Мое недомыслие вызвало у него презрительное междометие. Полагаю, он хотел этим сказать, что неожиданное не могло его затронуть; лишь одно непостижимое могло одержать верх над его подготовленностью. Он был застигнут врасплох, он проклинал море и небо, судно и людей. Все его предали. Им овладела та высокомерная покорность, которая мешала ему пальцем пошевельнуть, в то время как остальные трое, отчетливо уяснившие себе положение, в отчаянии пыхтели над лодкой. Что-то у них там не ладилось. Очевидно, второпях они как-то ухитрились защемить болт переднего блока лодки и, поняв, чем грозила их оплошность, окончательно потеряли рассудок. Должно быть, славное это было зрелище: яростные усилия этих негодяев, которые копошились на неподвижном судне, застывшем в мечтании спящего моря, боролись за освобождение лодки, ползали на четвереньках, вскакивали, друг на друга огрызались — на грани убийства, готовы были вцепиться друг другу в горло. Удерживал их только страх смерти, которая безмолвно стояла за ними, словно непоколебимый и хладнокровный надсмотрщик. О, да! Зрелище было удивительное. Он видел это все, он мог говорить об этом с презрением и горечью; мельчайшие детали он воспринял каким-то шестым чувством, ибо он клялся мне, что стоял в стороне и не смотрел ни на них, ни на лодку, — не бросил ни единого взгляда. И я ему верю. Мне думается, он слишком был поглощен зрелищем жутко накренившегося судна, угрозой, вставшей в момент полной безопасности, был зачарован мечом, на волоске висящим над его пылкой головой фантазера.

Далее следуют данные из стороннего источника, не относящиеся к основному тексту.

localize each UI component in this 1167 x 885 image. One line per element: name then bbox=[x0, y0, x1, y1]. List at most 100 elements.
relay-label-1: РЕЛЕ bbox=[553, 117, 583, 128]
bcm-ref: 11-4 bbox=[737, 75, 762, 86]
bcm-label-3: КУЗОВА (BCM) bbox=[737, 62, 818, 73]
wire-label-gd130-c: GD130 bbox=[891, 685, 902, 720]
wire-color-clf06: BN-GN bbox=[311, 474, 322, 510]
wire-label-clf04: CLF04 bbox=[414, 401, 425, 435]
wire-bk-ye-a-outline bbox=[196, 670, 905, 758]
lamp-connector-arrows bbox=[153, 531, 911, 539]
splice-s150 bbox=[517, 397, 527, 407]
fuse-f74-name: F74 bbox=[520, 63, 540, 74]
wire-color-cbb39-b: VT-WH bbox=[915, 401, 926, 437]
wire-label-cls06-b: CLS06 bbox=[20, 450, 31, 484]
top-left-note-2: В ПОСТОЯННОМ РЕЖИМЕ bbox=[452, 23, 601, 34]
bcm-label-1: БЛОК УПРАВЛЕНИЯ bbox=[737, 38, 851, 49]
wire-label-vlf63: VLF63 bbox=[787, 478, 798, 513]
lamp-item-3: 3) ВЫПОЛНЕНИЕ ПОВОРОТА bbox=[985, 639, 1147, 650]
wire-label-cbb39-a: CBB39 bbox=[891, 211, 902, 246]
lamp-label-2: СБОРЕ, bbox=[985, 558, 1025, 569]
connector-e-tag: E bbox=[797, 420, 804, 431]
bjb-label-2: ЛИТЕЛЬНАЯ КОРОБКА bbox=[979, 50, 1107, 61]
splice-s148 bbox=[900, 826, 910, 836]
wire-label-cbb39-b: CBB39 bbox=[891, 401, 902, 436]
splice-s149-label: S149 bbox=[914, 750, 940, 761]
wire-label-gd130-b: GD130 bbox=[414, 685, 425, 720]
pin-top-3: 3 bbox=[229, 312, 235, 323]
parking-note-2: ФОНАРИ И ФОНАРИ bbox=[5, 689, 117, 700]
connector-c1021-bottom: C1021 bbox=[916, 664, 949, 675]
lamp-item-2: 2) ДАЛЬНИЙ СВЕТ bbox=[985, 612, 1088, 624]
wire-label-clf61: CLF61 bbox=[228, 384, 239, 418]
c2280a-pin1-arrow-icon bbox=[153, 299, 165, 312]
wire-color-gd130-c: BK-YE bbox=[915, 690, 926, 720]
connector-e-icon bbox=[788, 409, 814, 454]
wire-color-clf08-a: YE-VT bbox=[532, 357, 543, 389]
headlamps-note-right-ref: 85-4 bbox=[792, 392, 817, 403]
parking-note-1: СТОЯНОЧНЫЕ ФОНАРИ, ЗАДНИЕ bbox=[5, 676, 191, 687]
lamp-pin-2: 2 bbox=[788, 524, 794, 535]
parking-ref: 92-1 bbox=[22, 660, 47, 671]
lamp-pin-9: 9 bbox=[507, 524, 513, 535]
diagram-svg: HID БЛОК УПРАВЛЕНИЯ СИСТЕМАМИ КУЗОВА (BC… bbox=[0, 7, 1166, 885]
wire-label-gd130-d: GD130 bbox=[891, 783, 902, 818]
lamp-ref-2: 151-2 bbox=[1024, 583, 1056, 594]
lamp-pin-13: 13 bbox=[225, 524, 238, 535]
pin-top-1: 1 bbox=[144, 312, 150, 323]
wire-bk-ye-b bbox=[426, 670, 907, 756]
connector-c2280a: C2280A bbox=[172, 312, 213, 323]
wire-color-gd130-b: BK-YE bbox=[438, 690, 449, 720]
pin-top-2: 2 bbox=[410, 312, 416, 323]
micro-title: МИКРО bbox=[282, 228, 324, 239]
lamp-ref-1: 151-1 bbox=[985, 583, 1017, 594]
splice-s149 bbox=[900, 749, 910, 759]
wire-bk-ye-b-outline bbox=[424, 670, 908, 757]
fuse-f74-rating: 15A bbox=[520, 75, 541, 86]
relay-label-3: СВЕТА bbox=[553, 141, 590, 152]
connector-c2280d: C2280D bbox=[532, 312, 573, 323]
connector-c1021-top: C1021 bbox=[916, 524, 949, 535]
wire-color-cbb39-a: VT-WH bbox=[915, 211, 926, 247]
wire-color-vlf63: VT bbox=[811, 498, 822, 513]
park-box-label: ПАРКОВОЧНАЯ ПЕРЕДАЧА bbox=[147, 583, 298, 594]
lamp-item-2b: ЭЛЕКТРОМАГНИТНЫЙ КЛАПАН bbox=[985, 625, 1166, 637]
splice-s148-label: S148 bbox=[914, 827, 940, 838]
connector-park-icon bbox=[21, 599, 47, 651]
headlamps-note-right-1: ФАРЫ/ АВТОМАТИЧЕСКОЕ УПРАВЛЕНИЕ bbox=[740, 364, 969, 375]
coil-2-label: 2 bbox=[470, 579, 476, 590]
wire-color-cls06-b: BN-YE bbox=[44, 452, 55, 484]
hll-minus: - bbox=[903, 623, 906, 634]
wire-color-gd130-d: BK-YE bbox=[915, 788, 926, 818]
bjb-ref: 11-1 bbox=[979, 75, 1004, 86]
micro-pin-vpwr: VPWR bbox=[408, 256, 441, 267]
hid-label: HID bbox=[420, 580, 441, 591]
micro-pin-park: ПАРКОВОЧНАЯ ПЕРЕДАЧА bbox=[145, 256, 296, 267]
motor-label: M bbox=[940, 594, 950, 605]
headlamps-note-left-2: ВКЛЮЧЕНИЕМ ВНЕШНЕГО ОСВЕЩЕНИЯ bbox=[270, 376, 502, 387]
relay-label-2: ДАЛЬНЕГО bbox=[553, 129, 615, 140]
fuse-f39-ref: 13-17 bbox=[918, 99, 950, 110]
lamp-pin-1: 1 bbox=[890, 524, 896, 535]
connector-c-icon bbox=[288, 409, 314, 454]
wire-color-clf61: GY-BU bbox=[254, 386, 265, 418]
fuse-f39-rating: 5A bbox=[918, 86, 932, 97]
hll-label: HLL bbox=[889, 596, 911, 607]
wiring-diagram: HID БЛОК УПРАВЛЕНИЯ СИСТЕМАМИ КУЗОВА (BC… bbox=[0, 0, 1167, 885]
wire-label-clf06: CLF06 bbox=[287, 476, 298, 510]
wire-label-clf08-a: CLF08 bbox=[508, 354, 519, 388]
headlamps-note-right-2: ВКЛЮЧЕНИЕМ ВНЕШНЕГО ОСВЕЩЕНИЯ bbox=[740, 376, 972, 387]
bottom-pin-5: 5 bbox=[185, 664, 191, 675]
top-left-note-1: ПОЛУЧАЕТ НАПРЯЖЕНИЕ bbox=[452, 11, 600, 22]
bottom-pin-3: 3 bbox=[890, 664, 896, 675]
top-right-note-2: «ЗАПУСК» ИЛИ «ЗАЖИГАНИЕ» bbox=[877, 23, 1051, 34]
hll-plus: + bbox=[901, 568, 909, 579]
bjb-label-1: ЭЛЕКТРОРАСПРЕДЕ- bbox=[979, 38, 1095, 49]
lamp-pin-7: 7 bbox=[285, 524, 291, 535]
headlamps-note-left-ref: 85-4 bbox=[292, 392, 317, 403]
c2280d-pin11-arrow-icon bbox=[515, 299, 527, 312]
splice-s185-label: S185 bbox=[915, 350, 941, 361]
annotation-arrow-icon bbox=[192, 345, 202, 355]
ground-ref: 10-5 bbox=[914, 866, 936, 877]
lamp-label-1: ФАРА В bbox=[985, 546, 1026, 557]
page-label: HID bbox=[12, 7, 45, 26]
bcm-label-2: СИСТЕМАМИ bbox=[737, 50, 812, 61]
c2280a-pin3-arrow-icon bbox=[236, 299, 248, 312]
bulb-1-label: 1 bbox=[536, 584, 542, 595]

Весь мир замер перед ним, и он легко мог себе представить, как взметнется вверх темная линия горизонта, поднимется внезапно широкая равнина моря; быстрый, спокойный подъем, отчаянный бросок, бездна, борьба надежды, звездный свет, навеки смыкающийся над его головой, словно свод склепа, мятеж юной жизни, черный конец. Это он мог представить. Клянусь, всякий бы мог! И не забудьте, — он был законченным артистом в этой области, одаренным способностью быстро вызывать видения, предшествующие событиям. И зрелище, какое он вызвал, заставило его окаменеть, но в мозгу его мысли кружились в дикой пляске, — пляска хромых, слепых, немых мыслей, вихрь страшных калек. Говорю вам, он исповедовался, словно я наделен был властью отпускать грехи. Он опускался в глубь души, надеясь получить от меня отпущение, которое не принесло бы ему никакой пользы. То был один из тех случаев, когда самый священный обман не может принести облегчения, когда ни один человек не может помочь…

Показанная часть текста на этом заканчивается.